Автор книги: Зэди Смит
Жанр: Современная зарубежная литература, Современная проза
Возрастные ограничения: +18
сообщить о неприемлемом содержимом
Текущая страница: 10 (всего у книги 29 страниц) [доступный отрывок для чтения: 10 страниц]
Четыре
Раньше в тот же год, в Лондоне – за несколько дней до местных выборов – я пообедала с матерью. Стоял серый сырой день, люди безрадостно брели по мосту, прибитые моросью, и даже величественнейшие памятники – даже Парламент – смотрелись, на мой взгляд, мрачно, печально и уныло. По всему поэтому мне хотелось уже оказаться в Нью-Йорке. Хотелось всей этой высоты и стекла, в котором бьется солнце, а затем, после Нью-Йорка – Майами, потом пять остановок в Южной Америке и наконец – европейские гастроли, двадцать городов и в итоге опять Лондон. Так мог проходить целый год. Мне нравилось. Другим полагалось переживать времена года, им приходилось тащиться сквозь каждый год. А в мире Эйми мы так не жили. Не смогли бы, даже если б захотели: мы никогда в одном месте так надолго не задерживались. Если нам не нравилась зима, мы летели в лето. Уставая от больших городов, мы отправлялись на пляж – и наоборот. Я немного преувеличиваю, но совсем чуть-чуть. Мои последние годы до тридцати прошли в причудливом состоянии безвременности, и я теперь думаю, что не все могли впасть в такую жизнь, что меня, должно быть, к ней как-то подготовили. Позднее я задумывалась, не избрали ли нас для нее в первую очередь поэтому – именно потому, что мы – скорее те люди, у кого мало внешних связей, у нас нет партнеров или детей, минимум близких родственников.
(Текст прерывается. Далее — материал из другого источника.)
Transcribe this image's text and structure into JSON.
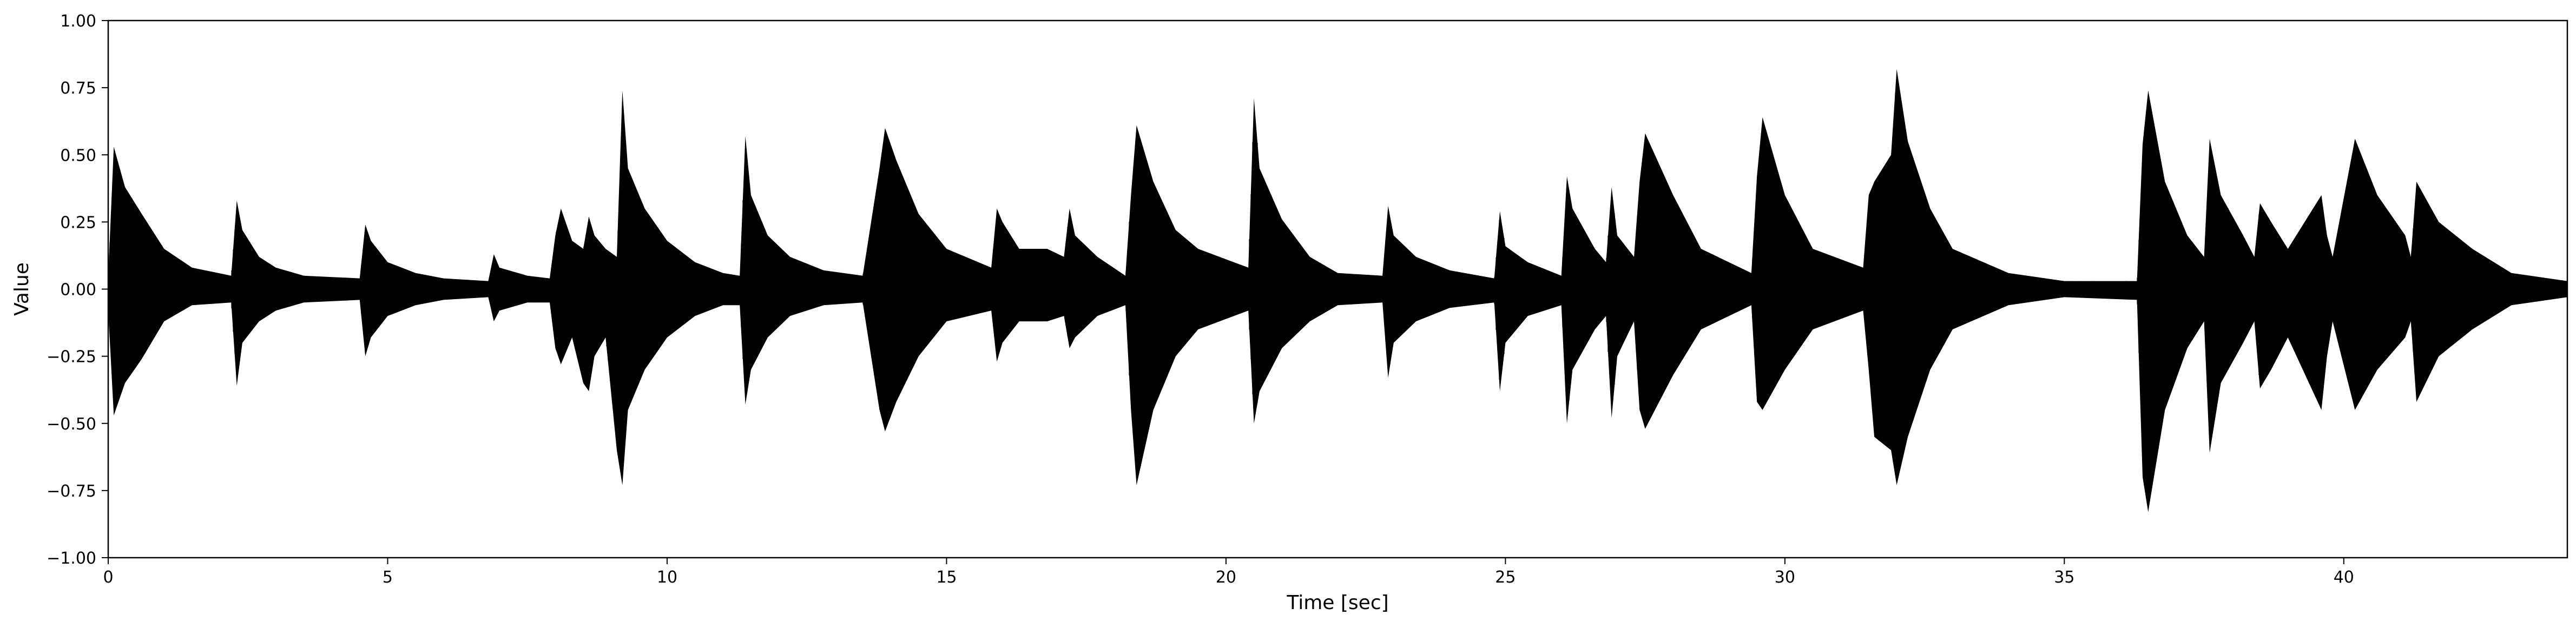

То, как мы жили, конечно, поддерживало это в нас. Из четырех помощниц Эйми лишь у одной был ребенок, да и тот появился, когда ей было сильно за сорок, когда она уже давно бросила эту работу. Чтобы взойти на борт «лиэрджета», нужно быть непривязанным. Иначе бы не вышло. У меня теперь оставалась лишь одна веревочка – моя мать, – а она, как и Эйми, была в полном расцвете сил, хотя, в отличие от Эйми, матери я была почти совсем не нужна. Она сама летала высоко – ей оставалось всего несколько дней до того, чтобы стать членом парламента от Западного Брента, и когда я сворачивала влево, направляясь к «Башне Оксо», оставив парламент за спиной, – как обычно, чувствовала собственную малость по сравнению с ней, с масштабом того, чего она достигла, сравнительную легкомысленность моего занятия, невзирая ни на какие ее попытки меня направить. Мне она казалась еще внушительней прежнего. Я всю дорогу прижималась к заграждению – пока не перемахнула через него.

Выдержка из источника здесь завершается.